For future preclinical screening in LINFA , emphasis will then be put on:

  • in vitro cytotoxicity;
    [in comparison experiments with healthy and tumour cell lines]
  • modification of cell distribution on cell cycle phases;
    [including analysis of cell cycle regulating complexes]
  • inhibition of matrigel invasion;
    [and also of cell motility]
  • inhibition of MMPs activity and/or release.
    [combined with extracellular matrix degradation]


    LINFA will examine compounds based on metals of platinum group and of other transition series. The aim is to get compounds designed to specifically interact with targets of the STPs involved in cancer growth and metastasis.
    LINFA expects that this approach will favour the appearance of new generation metal-based compounds capable of selective interactions with the active sites of specific kinases and proteins involved in the maintenance and/or activation of malignancy.

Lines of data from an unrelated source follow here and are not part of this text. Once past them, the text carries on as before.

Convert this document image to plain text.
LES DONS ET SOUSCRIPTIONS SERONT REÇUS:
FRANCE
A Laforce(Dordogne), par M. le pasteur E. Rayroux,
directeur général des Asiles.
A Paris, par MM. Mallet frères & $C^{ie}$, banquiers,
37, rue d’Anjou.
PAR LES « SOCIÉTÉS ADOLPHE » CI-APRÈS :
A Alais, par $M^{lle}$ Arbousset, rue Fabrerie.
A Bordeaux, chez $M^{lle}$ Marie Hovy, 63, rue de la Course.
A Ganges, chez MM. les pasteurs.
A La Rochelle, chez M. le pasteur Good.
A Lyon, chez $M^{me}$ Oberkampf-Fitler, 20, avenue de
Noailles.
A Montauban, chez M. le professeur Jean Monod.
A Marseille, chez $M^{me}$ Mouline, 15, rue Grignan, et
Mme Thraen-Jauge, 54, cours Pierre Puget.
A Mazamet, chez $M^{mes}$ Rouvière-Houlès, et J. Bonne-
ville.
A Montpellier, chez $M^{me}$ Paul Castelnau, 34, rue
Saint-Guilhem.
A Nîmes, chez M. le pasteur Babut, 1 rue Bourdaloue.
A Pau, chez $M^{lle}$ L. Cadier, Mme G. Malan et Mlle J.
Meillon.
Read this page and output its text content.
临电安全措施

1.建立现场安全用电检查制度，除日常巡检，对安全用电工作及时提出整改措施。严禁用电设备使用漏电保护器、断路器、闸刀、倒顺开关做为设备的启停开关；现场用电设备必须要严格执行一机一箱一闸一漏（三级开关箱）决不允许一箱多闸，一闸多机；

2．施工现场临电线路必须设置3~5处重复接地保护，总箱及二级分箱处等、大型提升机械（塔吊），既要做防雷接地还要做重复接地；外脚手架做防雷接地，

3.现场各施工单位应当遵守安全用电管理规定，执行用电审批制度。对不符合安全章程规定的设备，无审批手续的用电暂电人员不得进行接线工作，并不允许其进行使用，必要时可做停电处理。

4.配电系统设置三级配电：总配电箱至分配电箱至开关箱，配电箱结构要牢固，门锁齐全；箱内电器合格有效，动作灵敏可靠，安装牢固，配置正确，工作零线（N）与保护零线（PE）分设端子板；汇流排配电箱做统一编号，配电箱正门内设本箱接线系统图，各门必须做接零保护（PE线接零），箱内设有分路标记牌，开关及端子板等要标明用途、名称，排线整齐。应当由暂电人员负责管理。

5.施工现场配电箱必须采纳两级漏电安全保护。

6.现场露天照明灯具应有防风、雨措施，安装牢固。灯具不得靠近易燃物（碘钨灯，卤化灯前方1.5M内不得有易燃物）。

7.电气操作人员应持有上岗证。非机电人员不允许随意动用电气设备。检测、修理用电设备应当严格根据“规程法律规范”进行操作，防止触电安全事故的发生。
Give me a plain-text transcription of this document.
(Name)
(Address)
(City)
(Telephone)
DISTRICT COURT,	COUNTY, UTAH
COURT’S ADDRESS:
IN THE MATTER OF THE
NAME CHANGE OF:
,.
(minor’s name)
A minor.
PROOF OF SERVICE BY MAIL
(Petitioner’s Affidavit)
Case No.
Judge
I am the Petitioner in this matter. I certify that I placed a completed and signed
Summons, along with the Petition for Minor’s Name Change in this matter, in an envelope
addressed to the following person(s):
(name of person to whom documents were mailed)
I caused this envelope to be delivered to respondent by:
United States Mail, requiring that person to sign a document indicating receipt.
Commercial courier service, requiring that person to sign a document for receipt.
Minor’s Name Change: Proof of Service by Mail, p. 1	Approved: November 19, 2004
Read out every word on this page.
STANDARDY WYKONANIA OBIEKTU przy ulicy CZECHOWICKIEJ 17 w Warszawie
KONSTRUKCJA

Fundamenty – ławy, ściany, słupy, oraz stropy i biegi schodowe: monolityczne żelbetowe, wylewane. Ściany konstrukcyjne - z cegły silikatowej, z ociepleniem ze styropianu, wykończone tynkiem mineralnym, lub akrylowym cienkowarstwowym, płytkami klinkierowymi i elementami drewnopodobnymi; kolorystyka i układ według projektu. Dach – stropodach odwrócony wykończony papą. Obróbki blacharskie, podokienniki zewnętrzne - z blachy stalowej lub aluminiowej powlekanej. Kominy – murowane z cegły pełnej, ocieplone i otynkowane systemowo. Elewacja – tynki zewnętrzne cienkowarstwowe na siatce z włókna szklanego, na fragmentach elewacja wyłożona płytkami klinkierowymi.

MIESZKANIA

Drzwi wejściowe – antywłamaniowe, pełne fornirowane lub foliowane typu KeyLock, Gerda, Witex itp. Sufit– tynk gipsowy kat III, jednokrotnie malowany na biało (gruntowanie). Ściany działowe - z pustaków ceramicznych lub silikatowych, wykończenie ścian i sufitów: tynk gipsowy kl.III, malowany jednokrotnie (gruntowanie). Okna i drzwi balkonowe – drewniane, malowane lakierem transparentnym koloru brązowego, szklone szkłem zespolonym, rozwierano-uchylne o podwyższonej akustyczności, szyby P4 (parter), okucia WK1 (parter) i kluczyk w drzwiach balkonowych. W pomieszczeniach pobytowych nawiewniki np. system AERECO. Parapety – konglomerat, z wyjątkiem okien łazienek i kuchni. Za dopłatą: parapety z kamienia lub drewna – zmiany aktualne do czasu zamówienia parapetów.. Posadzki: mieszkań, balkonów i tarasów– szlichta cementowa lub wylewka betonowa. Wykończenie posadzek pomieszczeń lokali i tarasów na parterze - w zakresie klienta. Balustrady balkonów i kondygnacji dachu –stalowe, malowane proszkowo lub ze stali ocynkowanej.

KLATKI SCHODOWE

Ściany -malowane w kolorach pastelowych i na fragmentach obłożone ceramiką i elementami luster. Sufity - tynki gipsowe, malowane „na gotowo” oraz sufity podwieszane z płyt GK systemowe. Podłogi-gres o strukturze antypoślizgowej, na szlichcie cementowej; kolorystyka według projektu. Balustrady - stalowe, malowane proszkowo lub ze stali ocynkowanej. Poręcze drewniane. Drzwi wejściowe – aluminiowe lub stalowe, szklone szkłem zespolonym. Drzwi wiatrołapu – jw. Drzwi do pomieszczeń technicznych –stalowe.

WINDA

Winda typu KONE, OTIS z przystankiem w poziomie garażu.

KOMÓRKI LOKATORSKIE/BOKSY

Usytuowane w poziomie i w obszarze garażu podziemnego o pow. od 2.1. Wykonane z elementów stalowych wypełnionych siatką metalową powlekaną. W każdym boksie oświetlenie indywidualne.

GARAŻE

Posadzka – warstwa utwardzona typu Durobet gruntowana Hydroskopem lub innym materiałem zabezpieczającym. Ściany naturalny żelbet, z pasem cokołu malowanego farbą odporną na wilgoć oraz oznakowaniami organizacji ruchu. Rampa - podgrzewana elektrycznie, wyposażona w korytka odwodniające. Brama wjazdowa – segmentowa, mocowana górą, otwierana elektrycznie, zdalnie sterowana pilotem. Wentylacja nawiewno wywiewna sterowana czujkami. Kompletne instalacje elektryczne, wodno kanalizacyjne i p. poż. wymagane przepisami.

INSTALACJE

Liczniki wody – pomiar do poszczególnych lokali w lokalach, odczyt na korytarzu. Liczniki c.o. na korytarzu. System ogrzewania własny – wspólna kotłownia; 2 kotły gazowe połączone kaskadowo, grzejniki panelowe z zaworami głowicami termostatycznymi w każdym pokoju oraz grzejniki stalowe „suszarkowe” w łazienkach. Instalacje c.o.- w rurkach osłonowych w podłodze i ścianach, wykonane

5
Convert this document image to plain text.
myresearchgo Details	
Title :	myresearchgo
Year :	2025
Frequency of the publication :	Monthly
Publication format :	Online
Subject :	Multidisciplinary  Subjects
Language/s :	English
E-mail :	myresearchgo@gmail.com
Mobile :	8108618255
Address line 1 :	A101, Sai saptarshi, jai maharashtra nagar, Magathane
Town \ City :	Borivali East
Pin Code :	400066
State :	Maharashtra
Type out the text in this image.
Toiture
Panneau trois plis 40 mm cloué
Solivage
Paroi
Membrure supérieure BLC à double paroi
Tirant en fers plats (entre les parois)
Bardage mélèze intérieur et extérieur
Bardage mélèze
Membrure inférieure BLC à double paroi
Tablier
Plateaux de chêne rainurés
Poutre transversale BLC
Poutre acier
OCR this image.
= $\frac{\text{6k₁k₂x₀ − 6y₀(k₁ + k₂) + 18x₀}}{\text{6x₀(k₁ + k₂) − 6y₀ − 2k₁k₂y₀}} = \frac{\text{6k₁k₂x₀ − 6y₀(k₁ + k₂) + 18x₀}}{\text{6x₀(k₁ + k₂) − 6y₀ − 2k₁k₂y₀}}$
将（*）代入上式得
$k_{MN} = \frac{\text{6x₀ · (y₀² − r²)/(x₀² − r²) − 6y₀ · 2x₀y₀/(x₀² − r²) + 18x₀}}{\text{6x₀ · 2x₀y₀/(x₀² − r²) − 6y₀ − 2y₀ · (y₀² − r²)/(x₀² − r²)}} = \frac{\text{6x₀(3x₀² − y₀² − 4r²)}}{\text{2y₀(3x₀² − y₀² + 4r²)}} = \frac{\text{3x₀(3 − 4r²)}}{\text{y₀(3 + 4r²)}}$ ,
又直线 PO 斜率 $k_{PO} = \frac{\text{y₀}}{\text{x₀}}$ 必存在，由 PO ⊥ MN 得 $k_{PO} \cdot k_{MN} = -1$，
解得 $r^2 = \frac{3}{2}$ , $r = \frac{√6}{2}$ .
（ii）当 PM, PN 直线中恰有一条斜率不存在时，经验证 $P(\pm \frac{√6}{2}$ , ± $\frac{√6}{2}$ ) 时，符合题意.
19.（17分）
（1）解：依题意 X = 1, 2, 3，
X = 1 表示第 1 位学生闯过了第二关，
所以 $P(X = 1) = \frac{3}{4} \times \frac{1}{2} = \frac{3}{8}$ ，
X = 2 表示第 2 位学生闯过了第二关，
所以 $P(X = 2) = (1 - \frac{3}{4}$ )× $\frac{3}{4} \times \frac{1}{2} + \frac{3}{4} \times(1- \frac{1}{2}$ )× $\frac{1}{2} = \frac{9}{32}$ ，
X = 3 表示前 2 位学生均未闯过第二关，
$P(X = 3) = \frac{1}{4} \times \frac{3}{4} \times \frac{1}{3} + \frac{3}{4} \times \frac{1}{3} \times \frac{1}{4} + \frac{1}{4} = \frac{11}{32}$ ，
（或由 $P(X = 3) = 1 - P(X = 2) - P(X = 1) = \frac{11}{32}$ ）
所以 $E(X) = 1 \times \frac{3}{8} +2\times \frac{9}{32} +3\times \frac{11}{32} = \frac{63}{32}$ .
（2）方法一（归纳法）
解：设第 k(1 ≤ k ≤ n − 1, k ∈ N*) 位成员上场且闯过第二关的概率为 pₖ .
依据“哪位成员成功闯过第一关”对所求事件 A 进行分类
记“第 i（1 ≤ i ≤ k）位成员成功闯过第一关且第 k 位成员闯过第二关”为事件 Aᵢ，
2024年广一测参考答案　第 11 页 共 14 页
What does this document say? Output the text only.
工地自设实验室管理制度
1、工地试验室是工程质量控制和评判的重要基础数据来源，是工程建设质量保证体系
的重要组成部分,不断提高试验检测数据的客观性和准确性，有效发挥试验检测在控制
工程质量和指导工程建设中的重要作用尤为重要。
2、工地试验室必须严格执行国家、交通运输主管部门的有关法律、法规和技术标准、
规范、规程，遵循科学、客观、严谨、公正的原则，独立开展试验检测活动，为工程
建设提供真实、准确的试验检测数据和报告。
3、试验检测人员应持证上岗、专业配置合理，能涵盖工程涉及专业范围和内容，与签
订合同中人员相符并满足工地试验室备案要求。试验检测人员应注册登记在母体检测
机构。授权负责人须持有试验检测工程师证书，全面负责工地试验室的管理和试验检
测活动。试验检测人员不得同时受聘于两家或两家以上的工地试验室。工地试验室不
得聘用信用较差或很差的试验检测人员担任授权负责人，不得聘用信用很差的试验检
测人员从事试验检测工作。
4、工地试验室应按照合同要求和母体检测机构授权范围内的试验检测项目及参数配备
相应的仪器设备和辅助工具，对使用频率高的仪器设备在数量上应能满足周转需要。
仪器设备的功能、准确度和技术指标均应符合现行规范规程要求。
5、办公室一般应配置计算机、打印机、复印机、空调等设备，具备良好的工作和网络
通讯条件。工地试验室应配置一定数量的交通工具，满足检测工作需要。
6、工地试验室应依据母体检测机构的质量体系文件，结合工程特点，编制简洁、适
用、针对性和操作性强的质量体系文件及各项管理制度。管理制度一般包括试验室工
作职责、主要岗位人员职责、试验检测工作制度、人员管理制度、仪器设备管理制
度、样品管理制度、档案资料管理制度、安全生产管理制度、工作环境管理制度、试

    Because of their nature, metal-based compounds have shown an enormous potential of interaction with biological components.
    Their design as agonists or antagonists of the active site of macromolecules involved in the crucial steps of atypical cell growth and division might then give rise to results unexpected with the organic compounds synthesised as yet. The relative small dimension, the high number of biologically important ligands that can be linked and the potential of the electronic interactions provided by the combination of oxidation state of the metal centre and of the ligands themselves, allow metal-based compounds to exhibit interesting pharmacological properties, among which, for example, mobility across biological relevant barriers, high selectivity and intrinsic activity.